Kara slowly slides back the door: Socrata lying in the bed. She is small. Kara sits at her mother's side, and Socrata tries to smile, speaking softly. "You came back." All around her on the bed are scrapbooks: pictures, essays, stories. "I can't believe you kept all this." That's all heaven really is. "Everything. Always." Kara turns the page, like a flower unfolding: her childish paintings of the Eye. Somewhere a door slams open, and the bugs inside are pretty lifelike, for the time being. "Momma. Something's about to happen. You know that thing that you were trying to prepare me for? I don't know if I can do it." The fact that you can admit it's coming, the fact that you're not ignoring the sound any more, means you can. Three talked to Cottle, made love with Caprica and Gaius, kidnapped a baby: all the time, she felt it coming. She dreamed of it, and she wanted it, and she pretended and she denied, but she heard the call all the same. End of line. "Oh, yes you can. You can." How can she be sure? "You're my daughter."
Socrata takes Kara Thrace's hand, weak and soft like paper in her daughter's strong hands. Spring returns to Sicily. The flowers unfold from the cold ground, and the sun shines down. Kara weeps, and holds her face against that hand, and somewhere a door flies open, wide. And the bugs stop jumping, as Socrata Thrace dies, with her daughter by her side. Kara cries. It's hard.
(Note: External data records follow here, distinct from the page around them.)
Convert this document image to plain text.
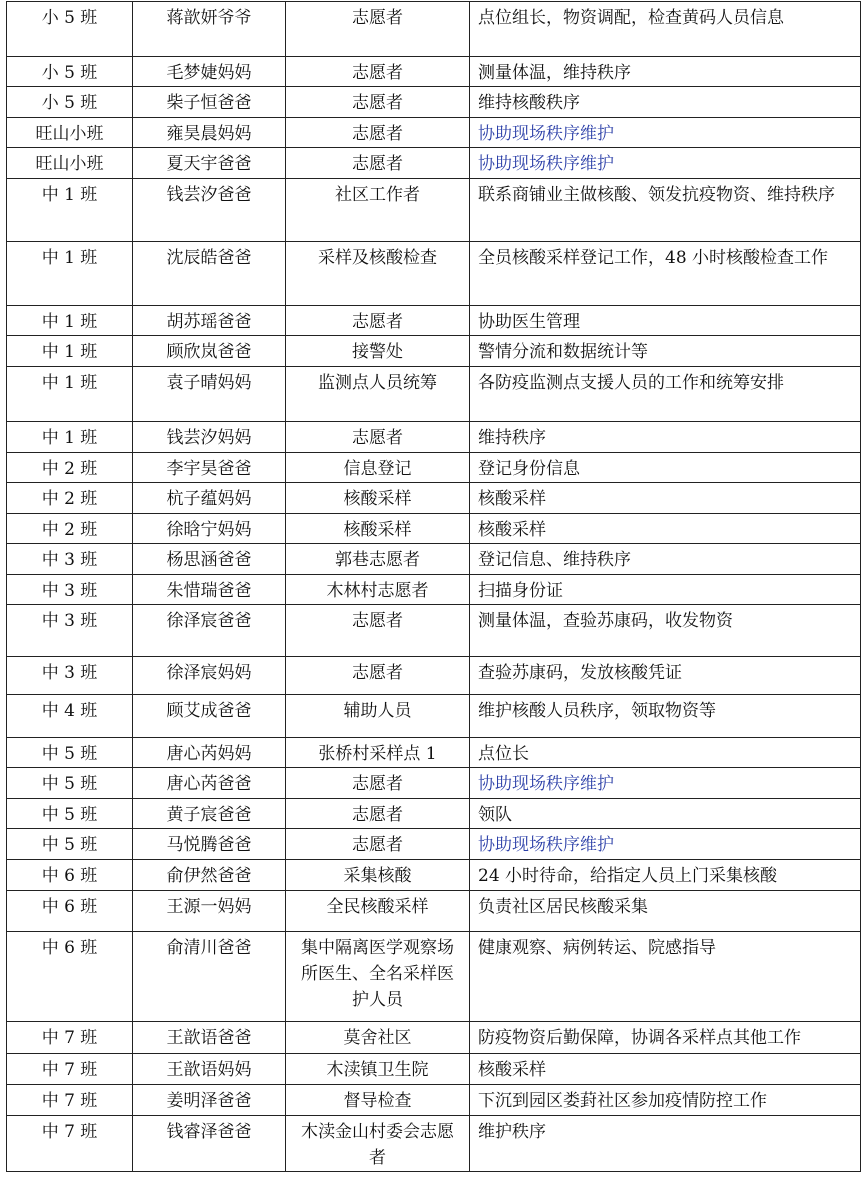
小 5 班	蒋歆妍爷爷	志愿者	点位组长，物资调配，检查黄码人员信息
小 5 班	毛梦婕妈妈	志愿者	测量体温，维持秩序
小 5 班	柴子恒爸爸	志愿者	维持核酸秩序
旺山小班	雍昊晨妈妈	志愿者	协助现场秩序维护
旺山小班	夏天宇爸爸	志愿者	协助现场秩序维护
中 1 班	钱芸汐爸爸	社区工作者	联系商铺业主做核酸、领发抗疫物资、维持秩序
中 1 班	沈辰皓爸爸	采样及核酸检查	全员核酸采样登记工作，48 小时核酸检查工作
中 1 班	胡苏瑶爸爸	志愿者	协助医生管理
中 1 班	顾欣岚爸爸	接警处	警情分流和数据统计等
中 1 班	袁子晴妈妈	监测点人员统筹	各防疫监测点支援人员的工作和统筹安排
中 1 班	钱芸汐妈妈	志愿者	维持秩序
中 2 班	李宇昊爸爸	信息登记	登记身份信息
中 2 班	杭子蕴妈妈	核酸采样	核酸采样
中 2 班	徐晗宁妈妈	核酸采样	核酸采样
中 3 班	杨思涵爸爸	郭巷志愿者	登记信息、维持秩序
中 3 班	朱惜瑞爸爸	木林村志愿者	扫描身份证
中 3 班	徐泽宸爸爸	志愿者	测量体温，查验苏康码，收发物资
中 3 班	徐泽宸妈妈	志愿者	查验苏康码，发放核酸凭证
中 4 班	顾艾成爸爸	辅助人员	维护核酸人员秩序，领取物资等
中 5 班	唐心芮妈妈	张桥村采样点 1	点位长
中 5 班	唐心芮爸爸	志愿者	协助现场秩序维护
中 5 班	黄子宸爸爸	志愿者	领队
中 5 班	马悦腾爸爸	志愿者	协助现场秩序维护
中 6 班	俞伊然爸爸	采集核酸	24 小时待命，给指定人员上门采集核酸
中 6 班	王源一妈妈	全民核酸采样	负责社区居民核酸采集
中 6 班	俞清川爸爸	集中隔离医学观察场所医生、全名采样医护人员	健康观察、病例转运、院感指导
中 7 班	王歆语爸爸	莫舍社区	防疫物资后勤保障，协调各采样点其他工作
中 7 班	王歆语妈妈	木渎镇卫生院	核酸采样
中 7 班	姜明泽爸爸	督导检查	下沉到园区娄葑社区参加疫情防控工作
中 7 班	钱睿泽爸爸	木渎金山村委会志愿者	维护秩序
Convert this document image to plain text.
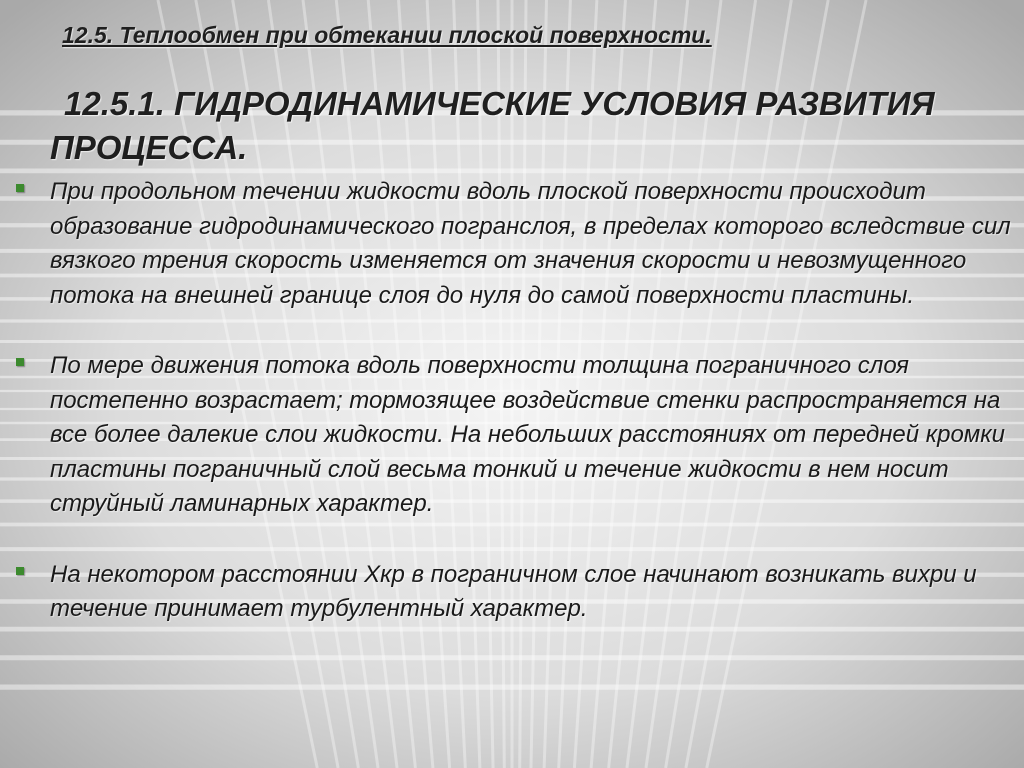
12.5. Теплообмен при обтекании плоской поверхности.
12.5.1. ГИДРОДИНАМИЧЕСКИЕ УСЛОВИЯ РАЗВИТИЯ ПРОЦЕССА.
При продольном течении жидкости вдоль плоской поверхности происходит образование гидродинамического погранслоя, в пределах которого вследствие сил вязкого трения скорость изменяется от значения скорости и невозмущенного потока на внешней границе слоя до нуля до самой поверхности пластины.
По мере движения потока вдоль поверхности толщина пограничного слоя постепенно возрастает; тормозящее воздействие стенки распространяется на все более далекие слои жидкости. На небольших расстояниях от передней кромки пластины пограничный слой весьма тонкий и течение жидкости в нем носит струйный ламинарных характер.
На некотором расстоянии Хкр в пограничном слое начинают возникать вихри и течение принимает турбулентный характер.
Leoben: "See, there's nothing so terrible about death. When you finally face it, it's beautiful. You're free now. To become who you really are." (Okay, no. Death is not beautiful. Her mother just died. I know this. It's also not always death, though, so I'll give him a bye for now.) On the threshold of revelation, coming faster and faster, heading for the asymptote, into the curve, always a pilot, always on a vector, with the whistling and the rain, sparks flying from her approaching dawn: "You're not Leoben."
"I never said I was."
"I'm here to prepare you to pass through the next door. To discover what hovers in the space between life and death." At the end of the line, where enjambment sings: zero's the number of the Fool, the shape of the storm. It's the beginning and the end, depending on where you start counting. It goes around and around. This Leoben's just another messenger. Like any other Leoben, like anybody else at all. God has to wear masks because you're not prepared for a faceful of infinity, but that's not the secret. The secret is: how many masks.